Now one of the things with acting, so I’m told by them professional types, is to be able to relate whatever it is you’re doing to an experience you’ve actually had. Some method actors would, just for this casting, go out to try and balance on whales whilst in just their smalls in order to truly recreate the correct portrayal of such an event. But me, I use the old school method of just trying to remember something I’ve done that was similar and using it to work with. Here’s the thing: I’ve never done and never ever will do anything like that, so as a consequence, I wobbled a bit and shouted a lot. Essentially where I was probably least convincing was when they asked the shouting to be ‘excited’ and ‘exhilarated’. If, and I’m just saying if, as the possibilities are incredibly slim to none, I, one day, fell off a boat and was suddenly rushed the surface on the nose of a whale, I would not be excited. I would probably lose all control of my bowels through fear and then cry. None of these things are appropriate when you are in Superman pants. Much as I think whales are cool, they are bloody big and a big terrifying. What I’m saying is, it was a completely stupid casting. But if I get it, this post will be swiftly deleted and I will hoard the payment money like a stingy git.
It was the second odd casting in two days. Yesterday involved driving all the way to Elstree Studios to make all the facial expressions you would do whilst making a cake, while a puppeteer played my arms. So nothing out of the ordinary there. That was quite fun, but there is something hugely disconcerting about a man being pressed up against your lower back while his arms flail around with whipped cream infront of you. Maybe some people like that. Anyway, I got that one, but because of Jason Manford’s talented face I couldn’t do it. Long story, which I won’t go into as it’ll probably ruin some telly confidentiality thing, but I like making you all blame Jason for things without knowing what they are. Tee hee. (Jason’s ace really. But still feel free to Twitter him for no reason and shout).

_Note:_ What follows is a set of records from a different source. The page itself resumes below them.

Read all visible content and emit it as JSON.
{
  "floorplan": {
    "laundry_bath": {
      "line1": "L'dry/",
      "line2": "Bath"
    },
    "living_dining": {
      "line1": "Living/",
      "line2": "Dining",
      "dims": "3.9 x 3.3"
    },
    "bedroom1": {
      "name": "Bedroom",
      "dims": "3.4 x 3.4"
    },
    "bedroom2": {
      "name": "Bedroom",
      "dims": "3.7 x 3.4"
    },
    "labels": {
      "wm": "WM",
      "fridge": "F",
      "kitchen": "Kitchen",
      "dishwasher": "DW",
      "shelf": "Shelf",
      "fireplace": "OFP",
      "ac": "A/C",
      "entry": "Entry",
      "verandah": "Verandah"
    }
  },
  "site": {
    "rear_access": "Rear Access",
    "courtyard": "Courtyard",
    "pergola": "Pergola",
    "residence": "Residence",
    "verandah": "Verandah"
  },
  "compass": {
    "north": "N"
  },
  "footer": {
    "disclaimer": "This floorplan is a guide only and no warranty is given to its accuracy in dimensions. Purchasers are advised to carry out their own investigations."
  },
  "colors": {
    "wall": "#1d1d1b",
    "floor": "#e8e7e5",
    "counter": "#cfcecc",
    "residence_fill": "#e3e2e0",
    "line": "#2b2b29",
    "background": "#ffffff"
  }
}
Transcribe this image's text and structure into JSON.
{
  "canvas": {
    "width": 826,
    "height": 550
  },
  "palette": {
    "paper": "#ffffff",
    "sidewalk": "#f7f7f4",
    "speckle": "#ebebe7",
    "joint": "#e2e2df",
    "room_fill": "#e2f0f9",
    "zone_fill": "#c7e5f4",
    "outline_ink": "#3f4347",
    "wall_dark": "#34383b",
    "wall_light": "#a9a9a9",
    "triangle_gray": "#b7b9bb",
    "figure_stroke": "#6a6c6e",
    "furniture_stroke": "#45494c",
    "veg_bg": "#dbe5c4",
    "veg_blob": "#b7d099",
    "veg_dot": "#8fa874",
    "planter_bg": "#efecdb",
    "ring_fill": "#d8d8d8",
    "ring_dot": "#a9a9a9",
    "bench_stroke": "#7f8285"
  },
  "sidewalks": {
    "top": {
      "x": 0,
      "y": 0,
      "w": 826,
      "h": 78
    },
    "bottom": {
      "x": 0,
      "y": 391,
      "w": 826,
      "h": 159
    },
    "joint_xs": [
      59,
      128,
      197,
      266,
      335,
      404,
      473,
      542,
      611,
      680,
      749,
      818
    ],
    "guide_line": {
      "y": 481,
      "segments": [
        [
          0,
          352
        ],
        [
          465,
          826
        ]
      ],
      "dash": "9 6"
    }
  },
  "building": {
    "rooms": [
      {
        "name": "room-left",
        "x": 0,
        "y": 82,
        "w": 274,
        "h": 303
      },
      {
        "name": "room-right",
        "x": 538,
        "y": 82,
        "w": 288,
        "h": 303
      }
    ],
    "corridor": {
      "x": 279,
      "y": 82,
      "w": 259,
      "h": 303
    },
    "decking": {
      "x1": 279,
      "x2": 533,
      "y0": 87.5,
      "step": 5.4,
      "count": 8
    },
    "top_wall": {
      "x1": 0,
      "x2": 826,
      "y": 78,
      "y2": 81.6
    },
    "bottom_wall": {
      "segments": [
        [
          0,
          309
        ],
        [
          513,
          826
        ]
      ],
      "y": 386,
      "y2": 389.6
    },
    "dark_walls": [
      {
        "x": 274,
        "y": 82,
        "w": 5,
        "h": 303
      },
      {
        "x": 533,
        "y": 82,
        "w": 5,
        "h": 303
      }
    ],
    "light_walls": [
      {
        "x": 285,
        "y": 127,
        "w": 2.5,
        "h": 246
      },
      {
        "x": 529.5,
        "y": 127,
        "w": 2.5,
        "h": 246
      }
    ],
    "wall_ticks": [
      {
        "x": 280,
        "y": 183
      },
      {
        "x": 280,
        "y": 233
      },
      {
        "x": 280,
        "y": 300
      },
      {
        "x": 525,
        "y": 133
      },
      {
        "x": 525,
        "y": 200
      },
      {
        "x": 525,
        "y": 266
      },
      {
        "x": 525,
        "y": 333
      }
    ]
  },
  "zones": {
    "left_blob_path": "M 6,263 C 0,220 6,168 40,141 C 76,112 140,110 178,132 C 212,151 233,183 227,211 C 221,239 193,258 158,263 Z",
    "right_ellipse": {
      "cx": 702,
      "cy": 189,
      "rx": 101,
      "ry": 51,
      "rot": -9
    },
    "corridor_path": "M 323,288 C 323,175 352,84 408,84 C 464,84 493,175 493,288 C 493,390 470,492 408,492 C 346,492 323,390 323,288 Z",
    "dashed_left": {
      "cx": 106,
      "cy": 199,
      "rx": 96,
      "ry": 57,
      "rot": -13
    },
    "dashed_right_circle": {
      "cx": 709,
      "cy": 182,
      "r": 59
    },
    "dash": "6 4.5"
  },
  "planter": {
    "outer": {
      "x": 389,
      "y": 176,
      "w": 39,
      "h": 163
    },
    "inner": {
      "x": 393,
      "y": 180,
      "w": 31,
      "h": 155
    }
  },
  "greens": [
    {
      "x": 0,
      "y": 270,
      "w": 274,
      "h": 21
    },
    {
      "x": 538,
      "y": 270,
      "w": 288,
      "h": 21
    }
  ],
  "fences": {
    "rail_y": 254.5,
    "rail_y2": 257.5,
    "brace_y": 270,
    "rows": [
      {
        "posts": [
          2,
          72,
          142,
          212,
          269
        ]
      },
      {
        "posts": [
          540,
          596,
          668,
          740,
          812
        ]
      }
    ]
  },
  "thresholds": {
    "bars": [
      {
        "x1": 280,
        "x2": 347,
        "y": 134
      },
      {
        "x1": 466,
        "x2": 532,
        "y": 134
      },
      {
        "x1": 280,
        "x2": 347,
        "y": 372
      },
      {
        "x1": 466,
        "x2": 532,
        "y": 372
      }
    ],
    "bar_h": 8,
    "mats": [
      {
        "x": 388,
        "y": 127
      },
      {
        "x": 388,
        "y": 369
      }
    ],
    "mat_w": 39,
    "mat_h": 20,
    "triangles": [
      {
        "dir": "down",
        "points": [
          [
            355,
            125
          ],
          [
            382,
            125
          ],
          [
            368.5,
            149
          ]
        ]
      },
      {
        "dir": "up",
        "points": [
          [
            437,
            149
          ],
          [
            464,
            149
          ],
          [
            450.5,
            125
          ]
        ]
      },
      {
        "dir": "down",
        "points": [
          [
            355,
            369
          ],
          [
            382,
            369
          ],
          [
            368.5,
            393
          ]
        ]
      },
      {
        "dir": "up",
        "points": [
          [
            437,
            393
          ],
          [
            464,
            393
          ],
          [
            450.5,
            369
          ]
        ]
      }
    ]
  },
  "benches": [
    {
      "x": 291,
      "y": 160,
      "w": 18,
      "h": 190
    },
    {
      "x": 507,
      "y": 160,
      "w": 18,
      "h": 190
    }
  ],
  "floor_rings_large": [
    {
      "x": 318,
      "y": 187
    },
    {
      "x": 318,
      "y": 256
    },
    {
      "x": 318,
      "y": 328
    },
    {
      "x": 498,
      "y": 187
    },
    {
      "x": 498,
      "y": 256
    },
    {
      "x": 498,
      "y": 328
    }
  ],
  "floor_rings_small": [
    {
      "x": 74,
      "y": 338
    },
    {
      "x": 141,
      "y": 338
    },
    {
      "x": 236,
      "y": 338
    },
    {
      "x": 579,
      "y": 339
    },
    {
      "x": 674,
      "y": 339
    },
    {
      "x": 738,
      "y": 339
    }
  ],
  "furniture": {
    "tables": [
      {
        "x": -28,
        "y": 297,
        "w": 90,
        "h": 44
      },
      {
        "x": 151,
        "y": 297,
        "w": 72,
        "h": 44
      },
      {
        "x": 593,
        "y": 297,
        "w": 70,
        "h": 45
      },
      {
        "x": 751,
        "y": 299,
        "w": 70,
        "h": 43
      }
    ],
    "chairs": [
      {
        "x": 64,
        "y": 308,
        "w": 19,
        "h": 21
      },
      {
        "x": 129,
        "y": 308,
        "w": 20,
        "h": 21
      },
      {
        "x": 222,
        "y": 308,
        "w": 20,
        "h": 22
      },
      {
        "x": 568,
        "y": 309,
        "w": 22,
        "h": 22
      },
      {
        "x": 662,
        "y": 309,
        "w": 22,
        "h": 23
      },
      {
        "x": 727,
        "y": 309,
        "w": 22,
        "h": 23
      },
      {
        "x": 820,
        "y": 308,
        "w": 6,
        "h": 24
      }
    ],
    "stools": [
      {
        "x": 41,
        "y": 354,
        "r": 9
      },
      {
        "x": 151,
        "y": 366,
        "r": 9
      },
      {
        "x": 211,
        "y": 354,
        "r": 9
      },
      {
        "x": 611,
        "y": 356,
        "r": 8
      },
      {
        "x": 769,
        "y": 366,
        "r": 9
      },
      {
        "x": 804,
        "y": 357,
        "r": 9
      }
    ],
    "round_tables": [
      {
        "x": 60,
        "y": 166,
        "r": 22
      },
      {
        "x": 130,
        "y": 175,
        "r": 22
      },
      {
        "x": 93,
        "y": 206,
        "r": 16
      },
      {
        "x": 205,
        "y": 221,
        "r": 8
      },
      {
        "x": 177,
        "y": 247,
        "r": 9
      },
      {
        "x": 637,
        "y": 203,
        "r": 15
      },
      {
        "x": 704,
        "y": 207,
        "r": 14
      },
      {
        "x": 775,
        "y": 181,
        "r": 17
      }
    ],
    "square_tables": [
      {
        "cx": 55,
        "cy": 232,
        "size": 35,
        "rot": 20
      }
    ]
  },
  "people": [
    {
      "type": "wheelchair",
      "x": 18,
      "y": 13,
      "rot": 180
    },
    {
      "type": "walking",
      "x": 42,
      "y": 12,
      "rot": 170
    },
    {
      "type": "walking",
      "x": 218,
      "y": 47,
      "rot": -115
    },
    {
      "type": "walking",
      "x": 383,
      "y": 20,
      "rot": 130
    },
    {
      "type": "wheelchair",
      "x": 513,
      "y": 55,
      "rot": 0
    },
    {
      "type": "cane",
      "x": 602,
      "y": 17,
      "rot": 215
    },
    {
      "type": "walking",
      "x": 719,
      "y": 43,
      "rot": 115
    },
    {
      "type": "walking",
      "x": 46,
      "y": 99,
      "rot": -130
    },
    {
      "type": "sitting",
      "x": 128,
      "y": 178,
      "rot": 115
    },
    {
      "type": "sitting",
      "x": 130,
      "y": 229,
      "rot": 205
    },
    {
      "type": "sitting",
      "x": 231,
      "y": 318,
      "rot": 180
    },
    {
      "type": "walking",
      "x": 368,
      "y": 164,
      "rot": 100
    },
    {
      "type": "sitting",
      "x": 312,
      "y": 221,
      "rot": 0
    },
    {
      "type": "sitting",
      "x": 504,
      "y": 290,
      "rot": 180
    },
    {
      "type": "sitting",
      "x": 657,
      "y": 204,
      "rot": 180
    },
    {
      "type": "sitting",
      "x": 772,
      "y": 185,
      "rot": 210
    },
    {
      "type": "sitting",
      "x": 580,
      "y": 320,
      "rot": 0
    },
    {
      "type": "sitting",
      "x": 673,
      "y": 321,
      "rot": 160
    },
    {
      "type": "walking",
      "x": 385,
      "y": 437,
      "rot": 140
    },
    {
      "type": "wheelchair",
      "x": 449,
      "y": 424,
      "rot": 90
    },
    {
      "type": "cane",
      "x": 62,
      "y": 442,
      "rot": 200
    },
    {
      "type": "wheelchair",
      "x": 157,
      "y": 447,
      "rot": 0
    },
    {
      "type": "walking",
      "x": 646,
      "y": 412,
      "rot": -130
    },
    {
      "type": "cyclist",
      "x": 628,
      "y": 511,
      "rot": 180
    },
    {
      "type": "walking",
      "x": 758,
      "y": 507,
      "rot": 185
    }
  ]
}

This afternoon involves me dressing as someone from B&Q and then I’m off to a gig in my normal clothes. Hopefully tomorrow I will visit the man in the costume shop where I will dress as a knight, walk in to the changing rooms, end up in medieval times and live out my dream of being Mr Benn. Knowing my luck I would just get bubonic plague really quickly and die.
Other thing to shout at today:
Now, before I go on, I’d like to point out, I, in no way, deserve to be on there. Which is why I’m not. But, I think it would be hilarious if you all wrote and explained that I have hidden powers that were they to be unleashed would cause a 2012 like situation and therefore my blogs should be on there. Perhaps we’ll form some of weird blog cult and make all the Guardian dudes all scared and that. Plan? Fo sho mo fo.